My primary area of research is training enhanced by the Internet. When most people think of this, they envision the only part of the Internet that they are familiar with – the Web. This vision usually includes what’s sometimes called a learning management system (e.g. Blackboard/WebVista or Moodle). If they went to college in the last decade or so, they think of the courses they took with syllabuses and sometimes lecture notes posted to these systems. And although more innovative methods exist, information is usually just placed online (whether through plain text, audio clips, or videos) and learners are expected to absorb it.
But the web isn’t the only place learning takes place on the Internet. People can also learn in immersive virtual worlds, like Second Life. In these environments, you can create a virtual version of yourself (in ed-tech circles, this is called an agent) and then engage that version of yourself in whatever activities you like. Some simply explore. Some develop clothing and sell it to other players. Some buy land and rent out furnished apartments or homes. Some even engage in sex trade. The options are only limited by the users’ ability to create content within the Second Life universe.

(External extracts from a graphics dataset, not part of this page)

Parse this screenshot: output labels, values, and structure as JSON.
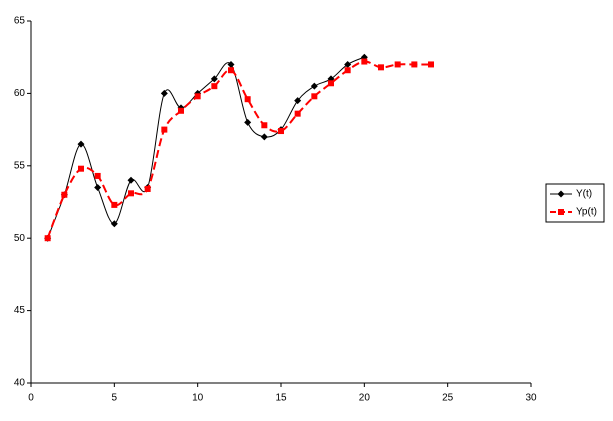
{
  "chart_data": {
    "type": "line",
    "xlim": [
      0,
      30
    ],
    "xticks": [
      0,
      5,
      10,
      15,
      20,
      25,
      30
    ],
    "ylim": [
      40,
      65
    ],
    "yticks": [
      40,
      45,
      50,
      55,
      60,
      65
    ],
    "smooth": true,
    "legend": "right",
    "series": [
      {
        "name": "Y(t)",
        "color": "#000000",
        "marker": "diamond",
        "line_style": "solid",
        "x": [
          1,
          2,
          3,
          4,
          5,
          6,
          7,
          8,
          9,
          10,
          11,
          12,
          13,
          14,
          15,
          16,
          17,
          18,
          19,
          20
        ],
        "values": [
          50,
          53,
          56.5,
          53.5,
          51,
          54,
          53.5,
          60,
          59,
          60,
          61,
          62,
          58,
          57,
          57.5,
          59.5,
          60.5,
          61,
          62,
          62.5
        ]
      },
      {
        "name": "Yp(t)",
        "color": "#ff0000",
        "marker": "square",
        "line_style": "dashed",
        "x": [
          1,
          2,
          3,
          4,
          5,
          6,
          7,
          8,
          9,
          10,
          11,
          12,
          13,
          14,
          15,
          16,
          17,
          18,
          19,
          20,
          21,
          22,
          23,
          24
        ],
        "values": [
          50,
          53,
          54.8,
          54.3,
          52.3,
          53.1,
          53.4,
          57.5,
          58.8,
          59.8,
          60.5,
          61.6,
          59.6,
          57.8,
          57.4,
          58.6,
          59.8,
          60.7,
          61.6,
          62.2,
          61.8,
          62,
          62,
          62
        ]
      }
    ]
  }
}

Which is precisely why this is so powerful as an instructional tool, both in educational and organizational settings. In Second Life, the user isn’t simply playing a game – a version of themselves is actually present in the virtual world, with all the good and bad that comes with it. In a classroom setting, the sense of presence – the idea that when sitting in on a lecture, that you are actually there in the same room with the lecturer – is surprisingly strong. This opens up a great range of possibilities – students collaborating across continents suddenly requires relatively little effort above and beyond normal class preparation.
What you see to the left is what I call the ODU-SLRF – the Old Dominion University Second Life Research Facility. I’ve built it on a small plot of land on one of the main “continents” of Second Life in order to conduct classes and run studies in this virtual world. On the second floor, you can see a classroom just waiting for students to attend.
What’s amazing about this whole affair is that I built that entire facility – walls, floors, chairs, doors and all – and it only took a few hours of work. There is a currency system inside Second Life (called Linden Dollars, or L$ – roughly US$1 = L$270), but other than to buy the land, I never had to use it. Everything you see here was either created by me by hand or acquired for free from other residents. If you don’t want to spend any real money in Second Life (important if you are asking college students or employees to participate!), then you don’t ever need to. Accounts are free, basic building components are free, and a sizable library of objects can be acquired for free. The only thing that always costs real money is buying the virtual land itself. Unless of course, you want to hire someone to do all of the design and building for you.
Thus sits my research facility, run by my Second Life alter-ego, Arlanders Rae, just waiting for its first round of participants. Come by and take a look if you want. It only takes a free download and free account to visit. And if you’d like a guided tour, just ask!